Il plenum del Csm nomina il giudice teramano alla guida del settore lavoro della Corte d’appello
TERAMO. ll plenum del Csm ha nominato il giudice Luigi Santini presidente della sezione lavoro della Corte d’appello di Ancona. Teramano, 60 anni a giugno, Santini è attualmente consigliere alla Corte d’appello dell’Aquila, sezione lavoro, e vice presidente della stessa Corte.
Nel plenum del Csm in 13 si sono espressi a favore della nomina di Santini e in 6 a favore dell’altro candidato Vincenzo Pio Baldi per ricoprire l’incarico alla Corte d’appello di Ancona. Prima di arrivare alla Corte d’appello dell’Aquila nel 2012, Santini è stato per 14 anni giudice del lavoro al tribunale di Teramo occupandosi di migliaia di vertenze di lavoro, tra cui quella che all’epoca portò al reimpiego di decine di precari delle Poste.

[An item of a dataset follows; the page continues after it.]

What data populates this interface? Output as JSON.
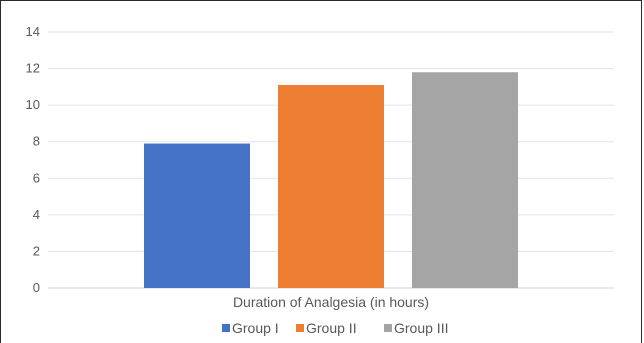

Magistrato di vasta esperienza e preparazione sui temi del lavoro, di recente si è pronunciato sul caso di un cittadino albanese a cui l’Inps aveva negato la pensione sociale con successivo pronunciamento del tribunale di primo grado di conferma del provvedimento. La Corte d’appello sezione lavoro (collegio presieduto da Santini) traendo linfa dai tanti pronunciamenti emessi su questo punto dalla Cassazione e con una sentenza finita alla ribalta delle cronache nazionali, ha riformato integralmente la sentenza del giudice del lavoro di Teramo che aveva escluso la sussistenza del requisito del soggiorno continuativo ultradecennale in Italia a causa di alcuni temporanei allontanamenti dell’uomo che aveva fatto ritorno in Albania in occasione delle festività. I giudici aquilani hanno ribadito che ai fini del riconoscimento dell’assegno sociale ciò che rileva è esclusivamente «il radicamento territoriale» del cittadino straniero che vive ormai da tempo sul territorio italiano, stato che, ha più volte stabilito la Suprema Corte, «non si identifica con la sua assoluta, costante ed ininterrotta permanenza sul territorio nazionale». (d.p.)